Camus, in one of the places where he so
unds most like Kafka — endlessly surprising, endlessly provocative, endlessly serene, the unmoved Mover — says: “One should think of Sisyphus as happy.” Something about the making of these tumultuous stones — or stories — strikes me nonetheless as exquisitely happy.
Michael Hofmann
Hamburg, June 2016
Investigations of a Dog
and other creatures
In the City
One winter’s afternoon, during a blizzard, Oscar M., an aging student — if you looked at him from close up, you saw that he had terrifying eyes — Oscar M., in winter clothes and winter coat, scarf around his neck and a fur hat on his head, came to a sudden stop on the empty square. Whatever he was thinking was causing his eyes to blink rapidly. He was sunk so deep in thought that at one point he took off his hat and rubbed its coarse fur against his face. Finally he seemed to come to a conclusion, spun on his heel like a dancer, and headed home.
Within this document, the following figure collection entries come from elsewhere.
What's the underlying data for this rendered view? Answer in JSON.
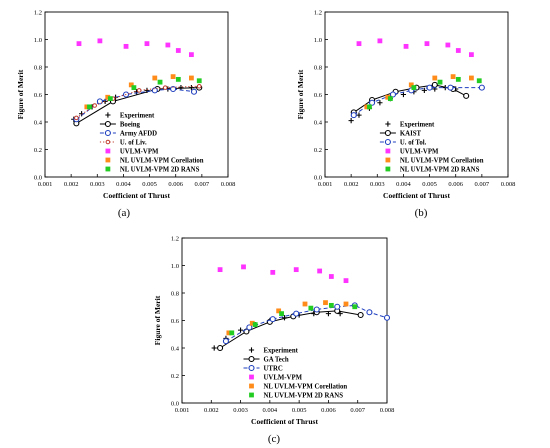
{
  "chart_data": [
    {
      "type": "scatter",
      "panel_label": "(a)",
      "xlabel": "Coefficient of Thrust",
      "ylabel": "Figure of Merit",
      "xlim": [
        0.001,
        0.008
      ],
      "ylim": [
        0.0,
        1.2
      ],
      "xticks": [
        "0.001",
        "0.002",
        "0.003",
        "0.004",
        "0.005",
        "0.006",
        "0.007",
        "0.008"
      ],
      "yticks": [
        "0.0",
        "0.2",
        "0.4",
        "0.6",
        "0.8",
        "1.0",
        "1.2"
      ],
      "legend_position": "bottom-right",
      "series": [
        {
          "name": "Experiment",
          "marker": "plus",
          "line": "none",
          "color": "#000000",
          "x": [
            0.0021,
            0.0024,
            0.0028,
            0.0033,
            0.0037,
            0.0041,
            0.0045,
            0.0049,
            0.0053,
            0.0057,
            0.0062,
            0.0066
          ],
          "y": [
            0.42,
            0.46,
            0.51,
            0.55,
            0.58,
            0.6,
            0.62,
            0.63,
            0.64,
            0.64,
            0.65,
            0.65
          ]
        },
        {
          "name": "Boeing",
          "marker": "circle",
          "line": "solid",
          "color": "#000000",
          "x": [
            0.0022,
            0.0036,
            0.0053,
            0.0069
          ],
          "y": [
            0.39,
            0.55,
            0.64,
            0.65
          ]
        },
        {
          "name": "Army AFDD",
          "marker": "circle",
          "line": "dash",
          "color": "#1f3fbf",
          "x": [
            0.0022,
            0.0031,
            0.0041,
            0.0052,
            0.0059,
            0.0067
          ],
          "y": [
            0.42,
            0.55,
            0.6,
            0.63,
            0.64,
            0.62
          ]
        },
        {
          "name": "U. of Liv.",
          "marker": "circle-small",
          "line": "dot",
          "color": "#c0392b",
          "x": [
            0.0022,
            0.0029,
            0.0036,
            0.0046,
            0.0056,
            0.0069
          ],
          "y": [
            0.43,
            0.52,
            0.57,
            0.63,
            0.65,
            0.66
          ]
        },
        {
          "name": "UVLM-VPM",
          "marker": "square",
          "line": "none",
          "color": "#ff33ff",
          "x": [
            0.0023,
            0.0031,
            0.0041,
            0.0049,
            0.0057,
            0.0061,
            0.0066
          ],
          "y": [
            0.97,
            0.99,
            0.95,
            0.97,
            0.96,
            0.92,
            0.89
          ]
        },
        {
          "name": "NL UVLM-VPM Corellation",
          "marker": "square",
          "line": "none",
          "color": "#ff8c1a",
          "x": [
            0.0026,
            0.0034,
            0.0043,
            0.0052,
            0.0059,
            0.0066
          ],
          "y": [
            0.51,
            0.58,
            0.67,
            0.72,
            0.73,
            0.72
          ]
        },
        {
          "name": "NL UVLM-VPM 2D RANS",
          "marker": "square",
          "line": "none",
          "color": "#22cc22",
          "x": [
            0.0027,
            0.0035,
            0.0044,
            0.0054,
            0.0061,
            0.0069
          ],
          "y": [
            0.51,
            0.57,
            0.65,
            0.69,
            0.71,
            0.7
          ]
        }
      ]
    },
    {
      "type": "scatter",
      "panel_label": "(b)",
      "xlabel": "Coefficient of Thrust",
      "ylabel": "Figure of Merit",
      "xlim": [
        0.001,
        0.008
      ],
      "ylim": [
        0.0,
        1.2
      ],
      "xticks": [
        "0.001",
        "0.002",
        "0.003",
        "0.004",
        "0.005",
        "0.006",
        "0.007",
        "0.008"
      ],
      "yticks": [
        "0.0",
        "0.2",
        "0.4",
        "0.6",
        "0.8",
        "1.0",
        "1.2"
      ],
      "legend_position": "bottom-right",
      "series": [
        {
          "name": "Experiment",
          "marker": "plus",
          "line": "none",
          "color": "#000000",
          "x": [
            0.002,
            0.0023,
            0.0027,
            0.0031,
            0.0035,
            0.004,
            0.0044,
            0.0048,
            0.0052,
            0.0056,
            0.006
          ],
          "y": [
            0.41,
            0.45,
            0.5,
            0.54,
            0.57,
            0.6,
            0.62,
            0.63,
            0.64,
            0.65,
            0.64
          ]
        },
        {
          "name": "KAIST",
          "marker": "circle",
          "line": "solid",
          "color": "#000000",
          "x": [
            0.0021,
            0.0028,
            0.0037,
            0.0045,
            0.0052,
            0.0059,
            0.0064
          ],
          "y": [
            0.47,
            0.56,
            0.62,
            0.65,
            0.67,
            0.64,
            0.59
          ]
        },
        {
          "name": "U. of Tol.",
          "marker": "circle",
          "line": "dash",
          "color": "#1f3fbf",
          "x": [
            0.0021,
            0.0028,
            0.0036,
            0.0043,
            0.005,
            0.0058,
            0.007
          ],
          "y": [
            0.45,
            0.54,
            0.6,
            0.63,
            0.65,
            0.65,
            0.65
          ]
        },
        {
          "name": "UVLM-VPM",
          "marker": "square",
          "line": "none",
          "color": "#ff33ff",
          "x": [
            0.0023,
            0.0031,
            0.0041,
            0.0049,
            0.0057,
            0.0061,
            0.0066
          ],
          "y": [
            0.97,
            0.99,
            0.95,
            0.97,
            0.96,
            0.92,
            0.89
          ]
        },
        {
          "name": "NL UVLM-VPM Corellation",
          "marker": "square",
          "line": "none",
          "color": "#ff8c1a",
          "x": [
            0.0026,
            0.0034,
            0.0043,
            0.0052,
            0.0059,
            0.0066
          ],
          "y": [
            0.51,
            0.58,
            0.67,
            0.72,
            0.73,
            0.72
          ]
        },
        {
          "name": "NL UVLM-VPM 2D RANS",
          "marker": "square",
          "line": "none",
          "color": "#22cc22",
          "x": [
            0.0027,
            0.0035,
            0.0044,
            0.0054,
            0.0061,
            0.0069
          ],
          "y": [
            0.51,
            0.57,
            0.65,
            0.69,
            0.71,
            0.7
          ]
        }
      ]
    },
    {
      "type": "scatter",
      "panel_label": "(c)",
      "xlabel": "Coefficient of Thrust",
      "ylabel": "Figure of Merit",
      "xlim": [
        0.001,
        0.008
      ],
      "ylim": [
        0.0,
        1.2
      ],
      "xticks": [
        "0.001",
        "0.002",
        "0.003",
        "0.004",
        "0.005",
        "0.006",
        "0.007",
        "0.008"
      ],
      "yticks": [
        "0.0",
        "0.2",
        "0.4",
        "0.6",
        "0.8",
        "1.0",
        "1.2"
      ],
      "legend_position": "bottom-right",
      "series": [
        {
          "name": "Experiment",
          "marker": "plus",
          "line": "none",
          "color": "#000000",
          "x": [
            0.0021,
            0.0025,
            0.003,
            0.0035,
            0.004,
            0.0045,
            0.005,
            0.0055,
            0.006,
            0.0064
          ],
          "y": [
            0.4,
            0.47,
            0.53,
            0.57,
            0.6,
            0.62,
            0.64,
            0.65,
            0.65,
            0.65
          ]
        },
        {
          "name": "GA Tech",
          "marker": "circle",
          "line": "solid",
          "color": "#000000",
          "x": [
            0.0023,
            0.0032,
            0.004,
            0.0048,
            0.0056,
            0.0063,
            0.0071
          ],
          "y": [
            0.4,
            0.52,
            0.59,
            0.63,
            0.66,
            0.67,
            0.64
          ]
        },
        {
          "name": "UTRC",
          "marker": "circle",
          "line": "dash",
          "color": "#1f3fbf",
          "x": [
            0.0025,
            0.0033,
            0.0041,
            0.0049,
            0.0056,
            0.0063,
            0.0069,
            0.0074,
            0.008
          ],
          "y": [
            0.45,
            0.55,
            0.61,
            0.65,
            0.68,
            0.7,
            0.71,
            0.66,
            0.62
          ]
        },
        {
          "name": "UVLM-VPM",
          "marker": "square",
          "line": "none",
          "color": "#ff33ff",
          "x": [
            0.0023,
            0.0031,
            0.0041,
            0.0049,
            0.0057,
            0.0061,
            0.0066
          ],
          "y": [
            0.97,
            0.99,
            0.95,
            0.97,
            0.96,
            0.92,
            0.89
          ]
        },
        {
          "name": "NL UVLM-VPM Corellation",
          "marker": "square",
          "line": "none",
          "color": "#ff8c1a",
          "x": [
            0.0026,
            0.0034,
            0.0043,
            0.0052,
            0.0059,
            0.0066
          ],
          "y": [
            0.51,
            0.58,
            0.67,
            0.72,
            0.73,
            0.72
          ]
        },
        {
          "name": "NL UVLM-VPM 2D RANS",
          "marker": "square",
          "line": "none",
          "color": "#22cc22",
          "x": [
            0.0027,
            0.0035,
            0.0044,
            0.0054,
            0.0061,
            0.0069
          ],
          "y": [
            0.51,
            0.57,
            0.65,
            0.69,
            0.71,
            0.7
          ]
        }
      ]
    }
  ]
}
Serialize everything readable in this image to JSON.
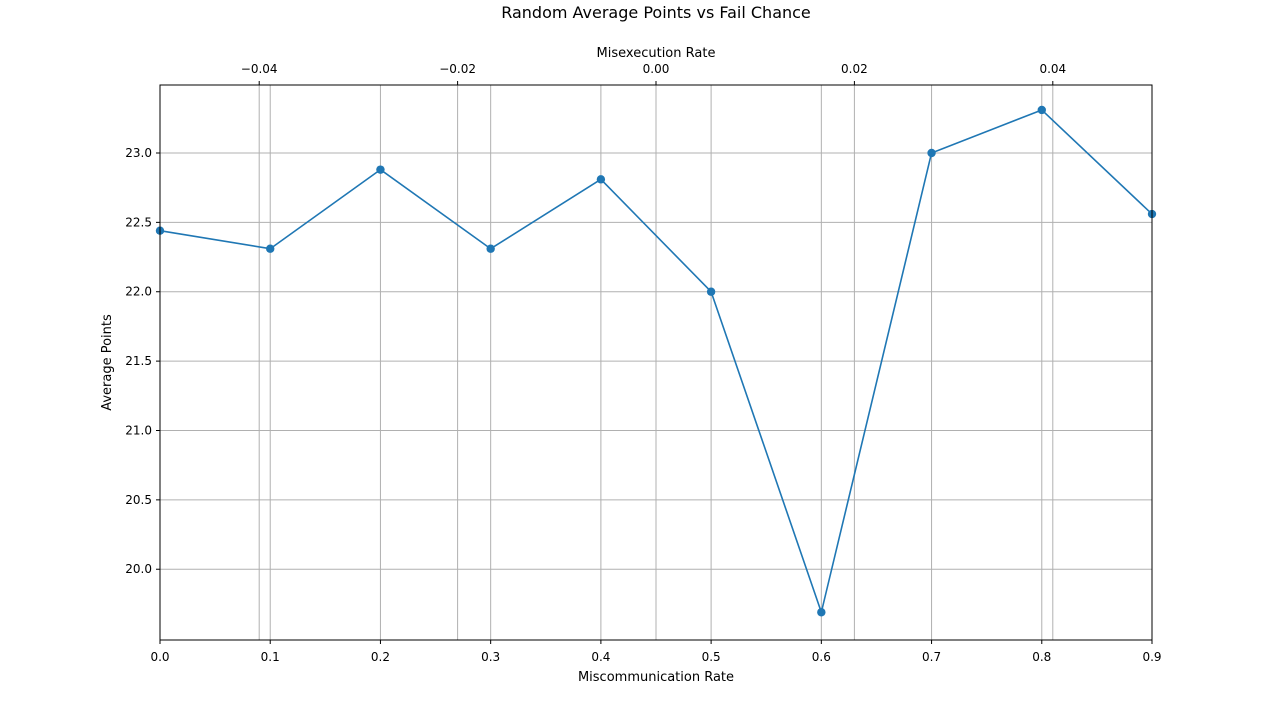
{
  "chart_data": {
    "type": "line",
    "title": "Random Average Points vs Fail Chance",
    "xlabel": "Miscommunication Rate",
    "ylabel": "Average Points",
    "x2label": "Misexecution Rate",
    "xlim": [
      0.0,
      0.9
    ],
    "ylim": [
      19.49,
      23.49
    ],
    "x2lim": [
      -0.05,
      0.05
    ],
    "grid": true,
    "line_color": "#1f77b4",
    "marker": "circle",
    "x_ticks": [
      0.0,
      0.1,
      0.2,
      0.3,
      0.4,
      0.5,
      0.6,
      0.7,
      0.8,
      0.9
    ],
    "x_tick_labels": [
      "0.0",
      "0.1",
      "0.2",
      "0.3",
      "0.4",
      "0.5",
      "0.6",
      "0.7",
      "0.8",
      "0.9"
    ],
    "y_ticks": [
      20.0,
      20.5,
      21.0,
      21.5,
      22.0,
      22.5,
      23.0
    ],
    "y_tick_labels": [
      "20.0",
      "20.5",
      "21.0",
      "21.5",
      "22.0",
      "22.5",
      "23.0"
    ],
    "x2_ticks": [
      -0.04,
      -0.02,
      0.0,
      0.02,
      0.04
    ],
    "x2_tick_labels": [
      "−0.04",
      "−0.02",
      "0.00",
      "0.02",
      "0.04"
    ],
    "series": [
      {
        "x": [
          0.0,
          0.1,
          0.2,
          0.3,
          0.4,
          0.5,
          0.6,
          0.7,
          0.8,
          0.9
        ],
        "values": [
          22.44,
          22.31,
          22.88,
          22.31,
          22.81,
          22.0,
          19.69,
          23.0,
          23.31,
          22.56
        ]
      }
    ]
  }
}
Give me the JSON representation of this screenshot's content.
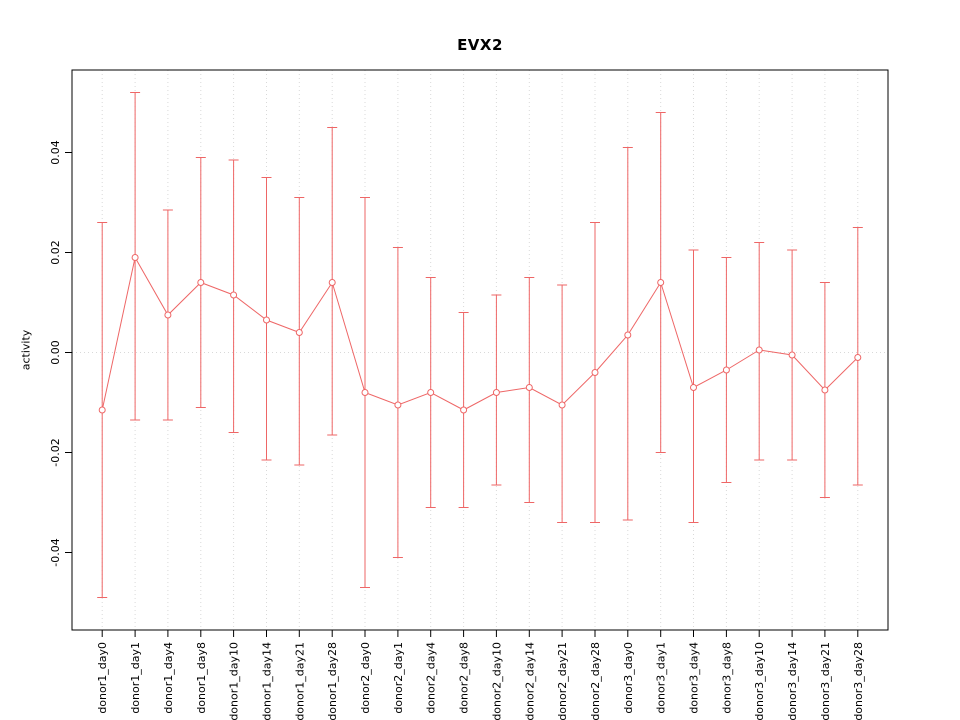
{
  "chart_data": {
    "type": "line",
    "title": "EVX2",
    "ylabel": "activity",
    "xlabel": "",
    "categories": [
      "donor1_day0",
      "donor1_day1",
      "donor1_day4",
      "donor1_day8",
      "donor1_day10",
      "donor1_day14",
      "donor1_day21",
      "donor1_day28",
      "donor2_day0",
      "donor2_day1",
      "donor2_day4",
      "donor2_day8",
      "donor2_day10",
      "donor2_day14",
      "donor2_day21",
      "donor2_day28",
      "donor3_day0",
      "donor3_day1",
      "donor3_day4",
      "donor3_day8",
      "donor3_day10",
      "donor3_day14",
      "donor3_day21",
      "donor3_day28"
    ],
    "series": [
      {
        "name": "activity",
        "values": [
          -0.0115,
          0.019,
          0.0075,
          0.014,
          0.0115,
          0.0065,
          0.004,
          0.014,
          -0.008,
          -0.0105,
          -0.008,
          -0.0115,
          -0.008,
          -0.007,
          -0.0105,
          -0.004,
          0.0035,
          0.014,
          -0.007,
          -0.0035,
          0.0005,
          -0.0005,
          -0.0075,
          -0.001
        ],
        "upper": [
          0.026,
          0.052,
          0.0285,
          0.039,
          0.0385,
          0.035,
          0.031,
          0.045,
          0.031,
          0.021,
          0.015,
          0.008,
          0.0115,
          0.015,
          0.0135,
          0.026,
          0.041,
          0.048,
          0.0205,
          0.019,
          0.022,
          0.0205,
          0.014,
          0.025
        ],
        "lower": [
          -0.049,
          -0.0135,
          -0.0135,
          -0.011,
          -0.016,
          -0.0215,
          -0.0225,
          -0.0165,
          -0.047,
          -0.041,
          -0.031,
          -0.031,
          -0.0265,
          -0.03,
          -0.034,
          -0.034,
          -0.0335,
          -0.02,
          -0.034,
          -0.026,
          -0.0215,
          -0.0215,
          -0.029,
          -0.0265
        ]
      }
    ],
    "ylim": [
      -0.0555,
      0.0565
    ],
    "yticks": [
      -0.04,
      -0.02,
      0.0,
      0.02,
      0.04
    ],
    "grid": "dotted vertical line at each category; dotted horizontal line at y=0",
    "legend": "none",
    "colors": {
      "series": "#ee6666",
      "grid": "#d9d9d9",
      "box": "#000000",
      "text": "#000000",
      "background": "#ffffff"
    }
  }
}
When he opened the door of his parents’ apartment, he saw his father, a fleshy-faced, clean-shaven man, sitting at an empty table facing the door. “Not before time,” he said, no sooner had Oscar set foot in the room, “and not a step closer, please, I am so furious with you that I can’t answer for the consequences.” “But Father,” said Oscar, and only then did he notice that he was all out of breath. “Quiet!” yelled his father, and stood up, obscuring a window. “Quiet, I say. And but me no buts, all right?” So saying, he picked up the table in his two hands and carried it one pace nearer to Oscar. “I can’t put up with your dissolute life a moment longer. I am an old man. I thought to have in you a support for my later years, but you’ve turned out to be worse than my illnesses. I’m disgusted by such a son, who by sheer laziness, prodigality, wickedness, and stupidity is driving his old father to an early grave.”